Вернулся я с бала*. Цель общества — «единение». Один ученый немец приучил кошку, мышь, кобчика и воробья есть из одной тарелки*. У этого немца была система, а у общества никакой. Скучища смертная. Все слонялись по комнатам и делали вид, что им не скучно. Какая-то барышня пела, Ленский читал мой рассказ (причем один из слушателей сказал: «Довольно слабый рассказ!», а Левинский имел глупость и жестокость перебить его словами: «А вот и сам автор! Позвольте вам представить», и слушатель провалился сквозь землю от конфуза), танцевали, ели плохой ужин, были обсчитаны лакеями… Если актеры, художники и литераторы в самом деле составляют лучшую часть общества, то жаль. Хорошо должно быть общество, если его лучшая часть так бедна красками, желаниями, намерениями, так бедна вкусом, красивыми женщинами, инициативой… Поставили в передней японское чучело, ткнули в угол китайский зонт, повесили на перила лестницы ковер и думают, что это художественно. Китайский зонт есть, а газет нет. Если художник в убранстве своей квартиры не идет дальше музейного чучела с алебардой, щитов и вееров на стенах, если всё это не случайно, а прочувствовано и подчеркнуто, то это не художник, а священнодействующая обезьяна.

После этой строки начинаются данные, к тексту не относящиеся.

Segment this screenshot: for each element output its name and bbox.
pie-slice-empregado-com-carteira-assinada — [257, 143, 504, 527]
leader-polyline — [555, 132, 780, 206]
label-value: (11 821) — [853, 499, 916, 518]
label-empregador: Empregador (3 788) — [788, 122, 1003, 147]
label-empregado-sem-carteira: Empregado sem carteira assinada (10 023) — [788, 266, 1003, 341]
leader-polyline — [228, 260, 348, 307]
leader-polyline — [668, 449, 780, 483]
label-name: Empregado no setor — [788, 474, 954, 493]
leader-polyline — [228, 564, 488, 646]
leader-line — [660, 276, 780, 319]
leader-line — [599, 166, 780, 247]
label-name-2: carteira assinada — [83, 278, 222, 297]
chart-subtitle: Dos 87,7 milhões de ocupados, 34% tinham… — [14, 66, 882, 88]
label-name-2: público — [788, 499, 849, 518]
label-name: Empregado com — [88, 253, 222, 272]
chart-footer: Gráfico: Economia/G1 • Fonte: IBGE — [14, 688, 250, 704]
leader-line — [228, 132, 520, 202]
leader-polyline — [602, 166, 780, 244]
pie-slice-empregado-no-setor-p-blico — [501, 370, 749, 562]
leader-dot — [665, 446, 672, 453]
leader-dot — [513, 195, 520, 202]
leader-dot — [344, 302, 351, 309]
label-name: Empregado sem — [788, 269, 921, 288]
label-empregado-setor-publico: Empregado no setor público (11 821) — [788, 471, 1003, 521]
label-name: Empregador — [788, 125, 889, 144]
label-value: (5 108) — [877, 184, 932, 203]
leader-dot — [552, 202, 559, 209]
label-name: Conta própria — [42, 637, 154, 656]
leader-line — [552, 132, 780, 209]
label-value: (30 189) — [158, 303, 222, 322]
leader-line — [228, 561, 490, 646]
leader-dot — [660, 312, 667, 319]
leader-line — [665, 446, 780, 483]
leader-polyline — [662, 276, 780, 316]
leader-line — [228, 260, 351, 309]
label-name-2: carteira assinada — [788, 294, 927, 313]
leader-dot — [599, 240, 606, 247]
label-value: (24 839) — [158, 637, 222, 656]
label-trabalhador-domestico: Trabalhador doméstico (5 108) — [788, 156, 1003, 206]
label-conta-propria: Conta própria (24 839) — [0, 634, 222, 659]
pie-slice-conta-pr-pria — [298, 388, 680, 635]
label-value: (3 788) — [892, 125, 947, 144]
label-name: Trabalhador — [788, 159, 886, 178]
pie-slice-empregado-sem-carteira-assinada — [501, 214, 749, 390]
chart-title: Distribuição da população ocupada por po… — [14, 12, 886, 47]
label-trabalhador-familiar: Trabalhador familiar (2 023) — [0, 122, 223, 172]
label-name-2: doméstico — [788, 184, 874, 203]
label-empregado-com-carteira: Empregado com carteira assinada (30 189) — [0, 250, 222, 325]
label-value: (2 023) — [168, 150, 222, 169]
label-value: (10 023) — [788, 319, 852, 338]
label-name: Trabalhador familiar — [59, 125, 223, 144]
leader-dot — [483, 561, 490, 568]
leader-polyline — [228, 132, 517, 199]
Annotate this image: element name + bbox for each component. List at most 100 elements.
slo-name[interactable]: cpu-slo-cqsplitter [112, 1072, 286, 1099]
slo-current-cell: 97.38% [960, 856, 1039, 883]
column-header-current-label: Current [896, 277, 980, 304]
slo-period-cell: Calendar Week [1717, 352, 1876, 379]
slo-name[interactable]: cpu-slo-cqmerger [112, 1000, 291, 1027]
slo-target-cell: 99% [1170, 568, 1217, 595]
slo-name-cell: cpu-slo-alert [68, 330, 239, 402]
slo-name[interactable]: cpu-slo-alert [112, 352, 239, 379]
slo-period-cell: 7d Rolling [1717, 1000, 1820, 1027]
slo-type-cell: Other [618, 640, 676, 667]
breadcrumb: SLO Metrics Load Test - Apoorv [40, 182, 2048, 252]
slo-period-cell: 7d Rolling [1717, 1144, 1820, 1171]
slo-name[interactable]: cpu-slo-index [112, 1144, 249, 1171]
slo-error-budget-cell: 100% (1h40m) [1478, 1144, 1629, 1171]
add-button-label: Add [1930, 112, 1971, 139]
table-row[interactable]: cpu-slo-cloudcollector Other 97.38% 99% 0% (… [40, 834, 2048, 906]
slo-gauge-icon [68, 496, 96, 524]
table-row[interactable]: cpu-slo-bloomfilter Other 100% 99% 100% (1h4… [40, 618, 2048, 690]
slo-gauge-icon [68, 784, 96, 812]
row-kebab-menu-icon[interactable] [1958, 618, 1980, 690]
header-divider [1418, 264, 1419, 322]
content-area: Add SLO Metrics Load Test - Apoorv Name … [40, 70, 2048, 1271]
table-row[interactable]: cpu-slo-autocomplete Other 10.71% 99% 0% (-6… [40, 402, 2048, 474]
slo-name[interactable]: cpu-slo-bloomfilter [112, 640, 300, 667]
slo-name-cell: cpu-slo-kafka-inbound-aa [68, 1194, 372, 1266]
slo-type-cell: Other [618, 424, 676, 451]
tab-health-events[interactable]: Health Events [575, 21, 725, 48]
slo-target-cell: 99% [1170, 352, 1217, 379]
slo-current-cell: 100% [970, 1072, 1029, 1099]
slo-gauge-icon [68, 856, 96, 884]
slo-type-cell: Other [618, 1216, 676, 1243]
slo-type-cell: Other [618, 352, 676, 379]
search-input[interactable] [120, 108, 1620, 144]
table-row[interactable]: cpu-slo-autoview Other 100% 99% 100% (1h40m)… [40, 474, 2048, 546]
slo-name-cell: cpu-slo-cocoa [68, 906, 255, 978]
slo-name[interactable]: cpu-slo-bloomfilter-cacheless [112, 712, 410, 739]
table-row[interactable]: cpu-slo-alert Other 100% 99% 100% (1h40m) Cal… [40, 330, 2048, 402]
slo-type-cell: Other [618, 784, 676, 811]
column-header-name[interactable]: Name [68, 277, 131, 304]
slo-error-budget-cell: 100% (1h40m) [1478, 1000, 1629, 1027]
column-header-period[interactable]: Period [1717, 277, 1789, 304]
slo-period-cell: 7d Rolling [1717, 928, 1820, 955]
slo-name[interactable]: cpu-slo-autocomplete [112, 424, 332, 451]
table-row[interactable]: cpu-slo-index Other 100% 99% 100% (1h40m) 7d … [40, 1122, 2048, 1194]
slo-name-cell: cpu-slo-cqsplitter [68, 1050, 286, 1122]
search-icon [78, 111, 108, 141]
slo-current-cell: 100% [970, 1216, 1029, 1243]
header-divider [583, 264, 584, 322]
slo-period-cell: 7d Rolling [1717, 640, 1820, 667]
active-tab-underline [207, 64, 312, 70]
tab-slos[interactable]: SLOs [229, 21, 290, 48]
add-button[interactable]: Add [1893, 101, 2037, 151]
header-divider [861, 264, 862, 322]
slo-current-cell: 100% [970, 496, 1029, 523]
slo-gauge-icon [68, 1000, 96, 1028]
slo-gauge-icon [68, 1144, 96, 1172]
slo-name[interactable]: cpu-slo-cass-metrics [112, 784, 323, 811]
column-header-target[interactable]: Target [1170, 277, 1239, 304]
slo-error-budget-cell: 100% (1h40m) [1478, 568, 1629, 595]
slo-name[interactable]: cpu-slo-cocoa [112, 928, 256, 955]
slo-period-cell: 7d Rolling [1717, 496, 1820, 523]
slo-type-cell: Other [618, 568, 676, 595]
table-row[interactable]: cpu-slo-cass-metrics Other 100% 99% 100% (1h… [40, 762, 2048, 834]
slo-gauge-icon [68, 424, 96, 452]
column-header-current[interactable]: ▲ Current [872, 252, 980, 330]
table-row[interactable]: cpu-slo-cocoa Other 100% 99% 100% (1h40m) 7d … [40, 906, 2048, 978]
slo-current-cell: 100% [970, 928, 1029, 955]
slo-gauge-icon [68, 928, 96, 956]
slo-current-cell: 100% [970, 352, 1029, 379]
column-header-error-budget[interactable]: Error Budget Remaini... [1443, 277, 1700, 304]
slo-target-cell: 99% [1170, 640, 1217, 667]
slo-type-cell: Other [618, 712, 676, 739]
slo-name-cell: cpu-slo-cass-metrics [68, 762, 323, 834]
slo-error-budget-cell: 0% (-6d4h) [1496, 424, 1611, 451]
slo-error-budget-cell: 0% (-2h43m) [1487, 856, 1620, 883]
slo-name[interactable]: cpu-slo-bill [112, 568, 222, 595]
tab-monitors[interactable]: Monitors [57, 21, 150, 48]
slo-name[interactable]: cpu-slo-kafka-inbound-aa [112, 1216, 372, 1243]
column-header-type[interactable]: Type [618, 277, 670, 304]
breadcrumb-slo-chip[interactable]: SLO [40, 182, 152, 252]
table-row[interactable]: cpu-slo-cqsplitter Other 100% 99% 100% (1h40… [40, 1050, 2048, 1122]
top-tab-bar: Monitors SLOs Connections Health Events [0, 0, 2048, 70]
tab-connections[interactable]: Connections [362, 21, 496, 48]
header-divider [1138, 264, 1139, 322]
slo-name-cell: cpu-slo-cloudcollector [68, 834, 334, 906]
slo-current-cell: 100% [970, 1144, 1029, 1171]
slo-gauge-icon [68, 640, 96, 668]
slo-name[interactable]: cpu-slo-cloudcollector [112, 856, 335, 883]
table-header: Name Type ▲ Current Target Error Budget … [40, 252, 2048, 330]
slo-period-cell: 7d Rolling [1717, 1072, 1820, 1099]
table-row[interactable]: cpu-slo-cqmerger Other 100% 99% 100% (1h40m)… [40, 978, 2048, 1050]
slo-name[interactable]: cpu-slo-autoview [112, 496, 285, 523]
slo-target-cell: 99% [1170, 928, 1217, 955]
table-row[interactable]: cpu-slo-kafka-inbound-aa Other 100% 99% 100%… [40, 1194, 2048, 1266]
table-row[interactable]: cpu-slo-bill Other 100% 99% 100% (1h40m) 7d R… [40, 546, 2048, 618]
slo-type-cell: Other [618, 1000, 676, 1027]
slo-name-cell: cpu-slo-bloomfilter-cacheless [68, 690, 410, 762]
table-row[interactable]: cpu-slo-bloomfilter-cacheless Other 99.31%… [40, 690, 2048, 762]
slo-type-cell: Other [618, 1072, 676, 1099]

Получил сегодня от Лейкина письмо. Пишет, что был у Вас*. Это добродушный и безвредный человек, но буржуа до мозга костей. Он если приходит куда или говорит что-нибудь, то непременно с задней мыслью. Каждое свое слово он говорит строго обдуманно и каждое ваше слово, как бы оно ни было случайно сказано, мотает себе на ус в полной уверенности, что ему, Лейкину, это так нужно, иначе книги его не пойдут, враги восторжествуют, друзья покинут, кредитка прогонит*…Лисица каждую минуту боится за свою шкуру, так и он. Тонкий дипломат! Если говорит обо мне, то это значит, что он хочет бросить камешек в огород «нигилистов», которые меня испортили (Михайловский), и брата Александра, которого он ненавидит. В своих письмах ко мне он меня предостерегает, пугает, советует, открывает мне тайны… Несчастный хромой мученик! Мог бы покойно прожить до самой смерти, но какой-то бес мешает…
У меня в семье маленькое
Француженки из кокетства, чтобы иметь большие зрачки, пускают в глаза атропин* — и ничего.

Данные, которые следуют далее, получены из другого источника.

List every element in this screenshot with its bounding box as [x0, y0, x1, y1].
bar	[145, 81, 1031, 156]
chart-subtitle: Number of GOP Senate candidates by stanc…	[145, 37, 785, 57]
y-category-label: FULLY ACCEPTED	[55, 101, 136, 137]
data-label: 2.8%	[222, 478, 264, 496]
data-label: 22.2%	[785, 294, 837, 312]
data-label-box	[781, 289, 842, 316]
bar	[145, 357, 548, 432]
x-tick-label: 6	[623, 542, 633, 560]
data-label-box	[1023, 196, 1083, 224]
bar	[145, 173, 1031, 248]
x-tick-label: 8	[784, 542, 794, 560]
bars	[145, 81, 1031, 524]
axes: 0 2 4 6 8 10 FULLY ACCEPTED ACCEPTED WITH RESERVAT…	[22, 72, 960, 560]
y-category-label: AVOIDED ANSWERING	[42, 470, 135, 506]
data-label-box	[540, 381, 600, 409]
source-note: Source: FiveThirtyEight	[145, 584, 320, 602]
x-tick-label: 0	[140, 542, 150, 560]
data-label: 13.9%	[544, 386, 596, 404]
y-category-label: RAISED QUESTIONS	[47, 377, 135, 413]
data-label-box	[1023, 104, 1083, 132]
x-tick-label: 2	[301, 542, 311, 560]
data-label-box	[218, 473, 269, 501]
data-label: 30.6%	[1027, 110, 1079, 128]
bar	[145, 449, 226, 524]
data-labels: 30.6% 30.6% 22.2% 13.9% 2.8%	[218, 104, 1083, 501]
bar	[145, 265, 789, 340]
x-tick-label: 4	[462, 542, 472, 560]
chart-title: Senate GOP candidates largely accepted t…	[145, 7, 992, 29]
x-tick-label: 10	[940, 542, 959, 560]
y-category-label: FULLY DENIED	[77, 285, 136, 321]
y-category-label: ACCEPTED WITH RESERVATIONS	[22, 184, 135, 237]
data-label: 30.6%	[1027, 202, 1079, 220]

Пьесу Маслова читает Петипа*. У Корша кавардак. Лопнул паровой кофейник и обварил у Рыбчинской лицо, Глама-Мещерская уехала в Петерб<ург>, у Соловцова больна подруга жизни Глебова и т. д. Играть некому, никто не слушается, все кричат, спорят… По-видимому, обстановочная, костюмная пьеса будет с ужасом отвергнута… А мне хотелось бы, чтоб «Обольстителя» поставили. Я не ради Маслова хлопочу, а просто из сожаления к сцене и из самолюбия. Надо всеми силами стараться, чтобы сцена из бакалейных рук перешла в литературные руки, иначе театр пропадет.

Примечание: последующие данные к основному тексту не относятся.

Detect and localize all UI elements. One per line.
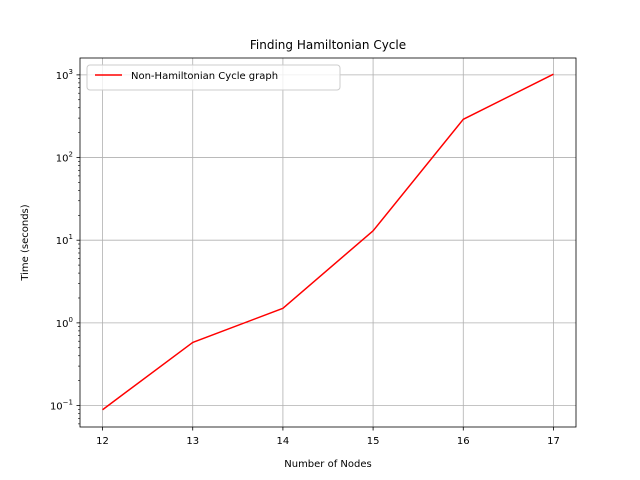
y-axis-label: Time (seconds): [20, 204, 31, 281]
series-layer: [102, 73, 554, 411]
x-tick-label: 16: [457, 436, 470, 447]
x-tick-label: 15: [367, 436, 380, 447]
x-axis-label: Number of Nodes: [284, 459, 371, 470]
x-tick-label: 12: [96, 436, 109, 447]
legend: Non-Hamiltonian Cycle graph: [86, 64, 341, 91]
x-tick-label: 14: [277, 436, 290, 447]
legend-label: Non-Hamiltonian Cycle graph: [131, 71, 278, 82]
x-tick-label: 13: [186, 436, 199, 447]
series-line: [102, 73, 554, 411]
plot-frame: [79, 57, 577, 428]
x-tick-label: 17: [547, 436, 560, 447]
legend-box: [86, 64, 341, 91]
x-axis: 12 13 14 15 16 17: [96, 427, 560, 447]
chart-title: Finding Hamiltonian Cycle: [250, 38, 406, 52]
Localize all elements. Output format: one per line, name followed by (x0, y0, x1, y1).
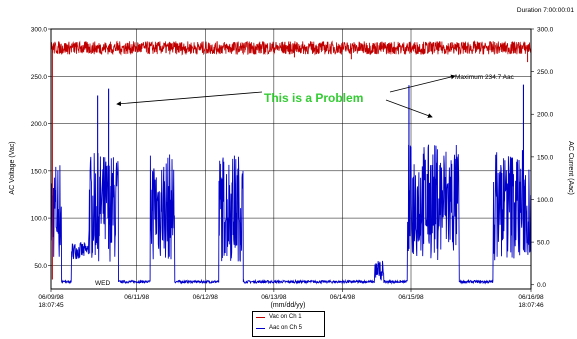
y-tick-label-left: 250.0 (31, 74, 48, 81)
y-tick-label-right: 250.0 (537, 69, 554, 76)
x-axis-label: (mm/dd/yy) (271, 302, 306, 309)
problem-text: This is a Problem (264, 91, 363, 105)
voltage-series-line (50, 40, 532, 56)
y-axis-right-label: AC Current (Aac) (567, 141, 574, 195)
current-series (50, 84, 532, 285)
legend-label-voltage: Vac on Ch 1 (269, 314, 302, 320)
day-marker-label: WED (95, 280, 110, 287)
x-tick-label: 06/16/98 (518, 294, 544, 301)
legend-swatch-current (256, 328, 265, 329)
x-tick-label: 06/11/98 (124, 294, 149, 301)
y-tick-label-left: 150.0 (31, 168, 48, 175)
y-axis-right-ticks: 0.0 50.0 100.0 150.0 200.0 250.0 300.0 (531, 27, 554, 289)
legend-label-current: Aac on Ch 5 (269, 325, 303, 331)
x-tick-label: 06/12/98 (193, 294, 219, 301)
duration-label: Duration 7:00:00:01 (517, 7, 574, 14)
y-tick-label-right: 300.0 (537, 27, 554, 34)
voltage-series (50, 40, 532, 280)
x-tick-label: 06/13/98 (261, 294, 287, 301)
y-tick-label-left: 100.0 (31, 216, 48, 223)
legend-item-current: Aac on Ch 5 (253, 323, 324, 334)
x-tick-sublabel: 18:07:45 (38, 302, 64, 309)
x-tick-label: 06/09/98 (38, 294, 64, 301)
legend-item-voltage: Vac on Ch 1 (253, 312, 324, 323)
y-tick-label-right: 200.0 (537, 112, 554, 119)
y-tick-label-right: 0.0 (537, 282, 546, 289)
legend-swatch-voltage (256, 317, 265, 318)
problem-arrow-right-bottom (385, 99, 433, 118)
x-tick-label: 06/14/98 (330, 294, 356, 301)
problem-arrow-left (116, 91, 263, 107)
problem-annotation: This is a Problem (116, 74, 456, 118)
problem-arrow-right-top (389, 74, 456, 93)
legend: Vac on Ch 1 Aac on Ch 5 (252, 311, 325, 337)
x-tick-sublabel: 18:07:46 (518, 302, 544, 309)
y-tick-label-left: 50.0 (34, 263, 47, 270)
y-tick-label-left: 300.0 (31, 27, 48, 34)
y-axis-left-ticks: 50.0 100.0 150.0 200.0 250.0 300.0 (31, 27, 51, 270)
y-axis-left-label: AC Voltage (Vac) (9, 141, 16, 194)
y-tick-label-right: 100.0 (537, 197, 554, 204)
y-tick-label-right: 150.0 (537, 154, 554, 161)
current-series-line (50, 144, 532, 285)
y-tick-label-right: 50.0 (537, 240, 550, 247)
plot-area (50, 28, 532, 290)
maximum-label: Maximum 234.7 Aac (455, 74, 515, 81)
y-tick-label-left: 200.0 (31, 121, 48, 128)
x-tick-label: 06/15/98 (398, 294, 424, 301)
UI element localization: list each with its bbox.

Кофейник убил моего «Медведя». Рыбчинская больна, и играть некому.
Все наши Вам кланяются. Анне Ивановне, Насте и Боре мой сердечный привет.
Водевили можно печатать летом, а зимою неудобно. Летом я каждый месяц буду давать по водевилю, а зимою надо отказаться от этого удовольствия.
Запишите меня в члены Литературного общества*. Когда приеду, буду посещать.
Лейкину Н. А., 5 ноября 1888*
521. Н. А. ЛЕЙКИНУ
5 ноября 1888 г. Москва.
Добрейший Николай Александрович, насчет рисунков я дал знать Николаю* и, когда увижу его, прочту ему нотацию.
Ваш водевиль присылайте непременно*. Я прочту его и отдам тому актеру, которого найду наиболее подходящим к роли. Корш платит по 6 рублей за акт. Если пришлете водевиль на этих днях, то он пойдет до Рождества.
У Вас вышла книга — сценические произведения*. Послали ли Вы ее на комиссию Рассохину?